…or live to regret it?
A short while ago, I drove down Route 17 to Middletown, NY, in order to meet my daughter at the train station there. Route 17 is being “upgraded” to Interstate 86 at a cost of who knows how many gazillions of taxpayer dollars. According to the New York State DOT website, the construction budget for the sections of road between Roscoe and Middletown is just under $165,000,000. That includes $96,626,000 to build a bypass at Parksville, no doubt devastating that village’s restaurants, gas stations and other businesses, and cutting the State’s tax revenues from that soon-to-be-shuttered community.
“What were they thinking?” I wondered as we drove along.
Why are the bought-and-paid-for idiots who spend our money dispensing hundreds of millions of it for yet more paved highway that in a few short years no one will be able to afford to drive on and which the State will be unable to maintain? Global production of oil peaked in 2008 and we are now bouncing along on a very bumpy production plateau, at the end of which is not “energy independence” but a cliff. Like Wile E. Coyote, we are going to shoot out over that cliff and pedal frantically in mid-air for as long as we can –– until we can’t. When we hit bottom, we’re going to find ourselves in a much simpler, less energy-intensive world than any of us have experienced in a very long time, a world in which shoe leather will be more valuable than a set of wheels that you can’t afford to run.
Don’t believe the hype about shale gas replacing imported oil. You’ll notice that the drilling companies run trucks, bulldozers, drilling rigs and compressors on diesel fuel, not shale gas. It is liquid fuels that make our economy go.
The drillers operating in Pennsylvania are all losing money on the gas they produce. They keep at it to keep their stock prices up while they try to arrange for a pipeline to take the gas to Boston where it can be liquified and sold to the allegedly expanding economies of Asia.
Unfortunately for that plan, the Chinese and Indian economies are contracting, in step with the markets in the US and Europe.
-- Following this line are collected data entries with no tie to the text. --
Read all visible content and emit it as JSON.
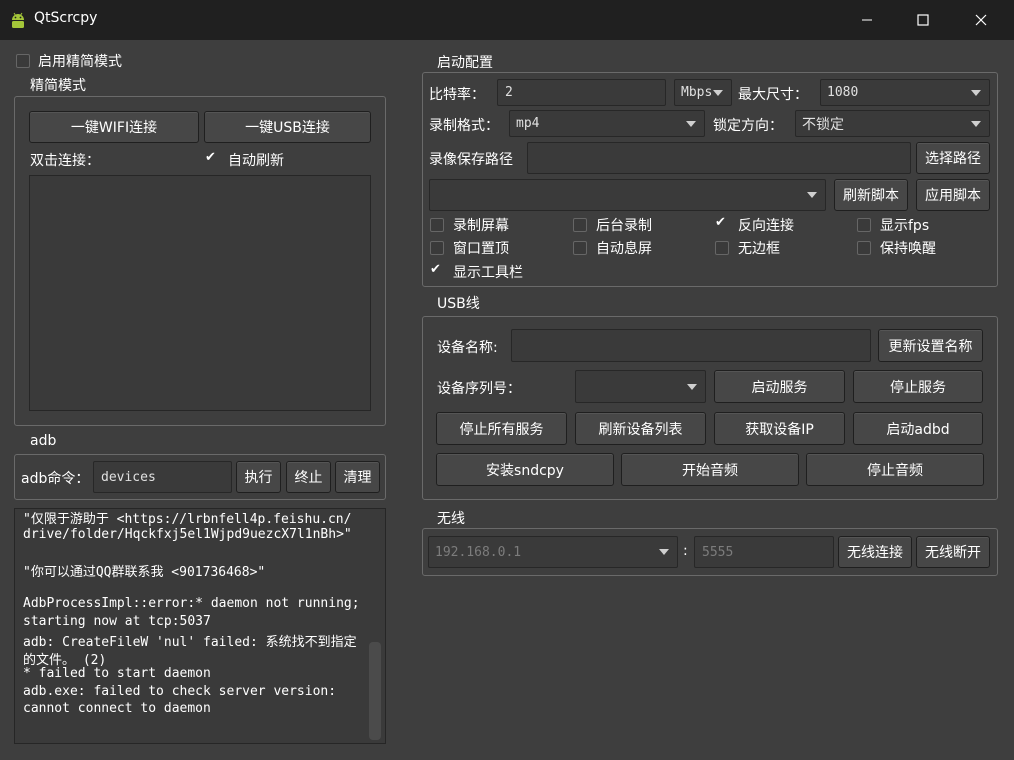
{
  "window": {
    "title": "QtScrcpy",
    "minimize": "—",
    "maximize": "☐",
    "close": "✕"
  },
  "simple_mode": {
    "enable_label": "启用精简模式",
    "group_title": "精简模式",
    "wifi_button": "一键WIFI连接",
    "usb_button": "一键USB连接",
    "double_click_label": "双击连接：",
    "auto_refresh_label": "自动刷新",
    "auto_refresh_checked": true
  },
  "adb": {
    "group_title": "adb",
    "command_label": "adb命令：",
    "command_value": "devices",
    "run_button": "执行",
    "stop_button": "终止",
    "clear_button": "清理",
    "log_lines": [
      "\"仅限于游助于 <https://lrbnfell4p.feishu.cn/",
      "drive/folder/Hqckfxj5el1Wjpd9uezcX7l1nBh>\"",
      "",
      "\"你可以通过QQ群联系我 <901736468>\"",
      "",
      "AdbProcessImpl::error:* daemon not running;",
      "starting now at tcp:5037",
      "adb: CreateFileW 'nul' failed: 系统找不到指定",
      "的文件。 (2)",
      "* failed to start daemon",
      "adb.exe: failed to check server version:",
      "cannot connect to daemon"
    ]
  },
  "start_config": {
    "group_title": "启动配置",
    "bitrate_label": "比特率：",
    "bitrate_value": "2",
    "bitrate_unit": "Mbps",
    "max_size_label": "最大尺寸：",
    "max_size_value": "1080",
    "record_format_label": "录制格式：",
    "record_format_value": "mp4",
    "lock_orientation_label": "锁定方向：",
    "lock_orientation_value": "不锁定",
    "record_path_label": "录像保存路径",
    "record_path_value": "",
    "choose_path_button": "选择路径",
    "script_value": "",
    "refresh_script_button": "刷新脚本",
    "apply_script_button": "应用脚本",
    "options": [
      {
        "label": "录制屏幕",
        "checked": false
      },
      {
        "label": "后台录制",
        "checked": false
      },
      {
        "label": "反向连接",
        "checked": true
      },
      {
        "label": "显示fps",
        "checked": false
      },
      {
        "label": "窗口置顶",
        "checked": false
      },
      {
        "label": "自动息屏",
        "checked": false
      },
      {
        "label": "无边框",
        "checked": false
      },
      {
        "label": "保持唤醒",
        "checked": false
      },
      {
        "label": "显示工具栏",
        "checked": true
      }
    ]
  },
  "usb": {
    "group_title": "USB线",
    "device_name_label": "设备名称:",
    "device_name_value": "",
    "update_name_button": "更新设置名称",
    "serial_label": "设备序列号：",
    "serial_value": "",
    "start_service_button": "启动服务",
    "stop_service_button": "停止服务",
    "stop_all_button": "停止所有服务",
    "refresh_list_button": "刷新设备列表",
    "get_ip_button": "获取设备IP",
    "start_adbd_button": "启动adbd",
    "install_sndcpy_button": "安装sndcpy",
    "start_audio_button": "开始音频",
    "stop_audio_button": "停止音频"
  },
  "wireless": {
    "group_title": "无线",
    "ip_placeholder": "192.168.0.1",
    "colon": ":",
    "port_placeholder": "5555",
    "connect_button": "无线连接",
    "disconnect_button": "无线断开"
  }
}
Let’s also remember that the State and Federal governments are broke and running on borrowed money––on debt. Projects like the insane conversion of adequate Route 17 into economy-destroying Interstate 86 are funded with bonds, which sounds respectable and responsible until you examine it.
The State agency issues bonds which “investors” buy and on which you and I pay the interest (mostly to the same banks that are still on taxpayer-funded life-support). When those bonds mature, the governments (who have no money with which to repay the principal) “roll over” the bonds into new bonds on which you and I continue to pay the interest. But, since the day when the original bonds were issued, more money has been borrowed in the form of additional bonds, on which you and I pay the interest as well. One day, the amount of interest due on all the accumulating bonds will exceed all the income earned by everyone in the state or the country and, on that day, the whole Ponzi scheme collapses.
Perhaps you’ve noticed that Europe is currently imploding for exactly this reason: unrepayable debt. The only reason that the United States is not also falling apart is that, for now, we are perceived as a safe haven by those who are fleeing the Eurozone. The dollar is still the internationally accepted reserve currency which everyone needs to buy food and fuel. One day soon, however, the interest payments on the loans to our government will exceed our income and then we’ll be busted, too.
We are clearly in a serious predicament. Our politicians, alas, either don’t understand or don’t acknowledge the seriousness. They lie or inadvertently misinform about energy, about money, about debt.
So what can we do? Let’s go back to Wile E. Coyote, bruised and angry at the bottom of the cliff. Like Wile E., we pick ourselves up, dust ourselves off and (perhaps groaning with pain and disappointment) go on with the rest of our newly very simple lives. What we really need for a decent life is suddenly very clear: not a smart phone and American Idol but food, shelter, clothing, family, friends, and a community within which to find, produce, grow and nurture those same things. In Franklin, as in every community in the modern world, we have all grown more separate, more selfish, more isolated in our homes and our private concerns. We need to stop fantasizing about a future that, no matter how much we wish it would be, will not be like the easy past. The sooner we simplify our lives and relocalize our economies, the easier will be the inevitable transition.